ArtsFestivalMusic

Block Heater’s Alberta Gems: Lorrie Matheson

With the Calgary Folk Music Festival’s annual Block Heater event getting you grooving online this year, theSCENE — while drooling over international artists like Washington State’s Damien Jurado,  Mexico’s Maria Mezcal and Irish acts Lisa Hannigan and Saint Sister — decided keep with the theme by shopping local. 

We spoke with three Alberta artists who will be appearing at Block Heater, which runs from Feb. 16 to 20 this year.

Today we chat with Calgary’s “unofficial music laureate” Lorrie Matheson.

For tickets and more information, including the complete schedule, please go to calgaryfolkfest.com.

When Calgary songwriter Lorrie Matheson got the call to play the Calgary Folk Festival’s upcoming Block Heater event, his first reaction was surprise.

“I was shocked. I just didn’t think anybody would bother to care about it because I’ve been so inactive, you know? I was really surprised and very happy because it’s nice to be thought of,” Matheson says while on his morning walk, part of a strict routine he follows due to health issues. The routine also includes spending time in a sauna box, making water-based kefir for breakfast, and listening to whatever he’s working on in his Arch Audio studio during the walk.

For a guy who’s considered Calgary’s unofficial music laureate, an artist who has released several of Alberta’s most acclaimed albums both as a solo artist and with bands including Fire Engine Red, National Dust, Thousand Sticks and the loud, proud, scintillating Night Committee, Matheson is hilariously self-deprecating.
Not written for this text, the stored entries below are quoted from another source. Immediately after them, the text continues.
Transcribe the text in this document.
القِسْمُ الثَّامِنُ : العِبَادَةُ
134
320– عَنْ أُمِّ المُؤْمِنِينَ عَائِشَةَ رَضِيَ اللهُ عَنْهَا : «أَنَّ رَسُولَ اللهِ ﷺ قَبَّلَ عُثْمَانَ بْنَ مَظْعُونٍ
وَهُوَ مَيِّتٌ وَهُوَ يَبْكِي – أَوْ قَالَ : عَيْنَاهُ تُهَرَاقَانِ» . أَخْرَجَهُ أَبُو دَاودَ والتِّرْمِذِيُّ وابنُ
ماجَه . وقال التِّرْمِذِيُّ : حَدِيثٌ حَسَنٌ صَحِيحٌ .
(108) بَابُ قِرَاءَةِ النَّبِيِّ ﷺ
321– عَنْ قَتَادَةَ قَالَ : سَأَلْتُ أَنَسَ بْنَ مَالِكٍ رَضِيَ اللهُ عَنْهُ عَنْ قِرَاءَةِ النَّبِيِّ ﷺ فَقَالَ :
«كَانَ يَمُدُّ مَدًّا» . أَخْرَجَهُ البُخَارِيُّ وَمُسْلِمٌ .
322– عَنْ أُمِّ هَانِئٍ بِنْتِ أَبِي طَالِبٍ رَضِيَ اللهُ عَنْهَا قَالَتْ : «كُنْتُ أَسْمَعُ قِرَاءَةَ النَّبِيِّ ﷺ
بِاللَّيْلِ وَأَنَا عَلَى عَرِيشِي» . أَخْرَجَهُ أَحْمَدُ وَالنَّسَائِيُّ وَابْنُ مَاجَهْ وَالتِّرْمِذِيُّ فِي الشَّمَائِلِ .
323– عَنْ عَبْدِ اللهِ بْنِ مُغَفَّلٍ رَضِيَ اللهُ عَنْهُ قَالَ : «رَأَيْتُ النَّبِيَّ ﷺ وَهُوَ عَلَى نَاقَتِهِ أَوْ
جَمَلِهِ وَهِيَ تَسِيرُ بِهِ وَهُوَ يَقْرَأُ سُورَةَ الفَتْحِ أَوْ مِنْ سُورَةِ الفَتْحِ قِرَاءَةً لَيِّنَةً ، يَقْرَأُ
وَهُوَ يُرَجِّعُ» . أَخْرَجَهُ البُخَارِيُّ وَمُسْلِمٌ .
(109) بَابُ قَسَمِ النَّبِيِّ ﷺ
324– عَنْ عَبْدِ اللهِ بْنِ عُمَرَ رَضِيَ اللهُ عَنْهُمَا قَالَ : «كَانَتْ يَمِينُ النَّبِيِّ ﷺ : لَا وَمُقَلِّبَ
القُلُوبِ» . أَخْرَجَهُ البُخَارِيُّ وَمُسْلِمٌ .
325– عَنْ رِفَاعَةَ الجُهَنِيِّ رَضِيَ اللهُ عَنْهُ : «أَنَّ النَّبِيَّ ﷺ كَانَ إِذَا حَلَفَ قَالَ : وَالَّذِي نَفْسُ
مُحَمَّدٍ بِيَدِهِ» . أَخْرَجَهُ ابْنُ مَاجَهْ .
For instance, the musician who played thousands of gigs over the past 30 years has a novel approach to prepare for the gig. “Actually, I’m practicing. I’ve played so little (lately) that I realize I’m going to have to practice. I’m going to play a couple of things off this record that I’m planning to do. I’m going to play some new songs which actually aren’t that new because they’ve been around forever, but they aren’t recorded. And I’m working out some old things.”

The new album he refers to, his first since 2013’s The Night is for Sleepers, will consist of him covering songs of artists he’s recorded and loves, including Hot Little Rocket, Rae Spoon, SAVK and Napalmpom.  

“When I initially started, I had about 50 songs on there and it just got whittled down by the fact of, ‘Oh, I can’t play this song, I’m not good enough to play this song.’ I’m going to radically reimagine them, that’s kind of my mojo.”

His set will be streamed either live from Festival Hall or from his studio, depending on provincial health orders. If it’s streamed from Arch Audio, Matheson says he can jump onto his piano or one of his many guitars, whereas if it’s at the hall he is excited because, “there will be at least five or six people there” on the crew and with the pandemic and his autoimmune issues, the musician hasn’t been getting out much.

For the same reason, things have been quiet around Arch Audio. “I’m not really hip on having people in my small space.” Matheson has been recording bands at other studios, though. “I’ve discovered the joy of using other people’s studios and its wonderful. It’s just a lot easier and it sounds better, too, because I’m not that great of an engineer.”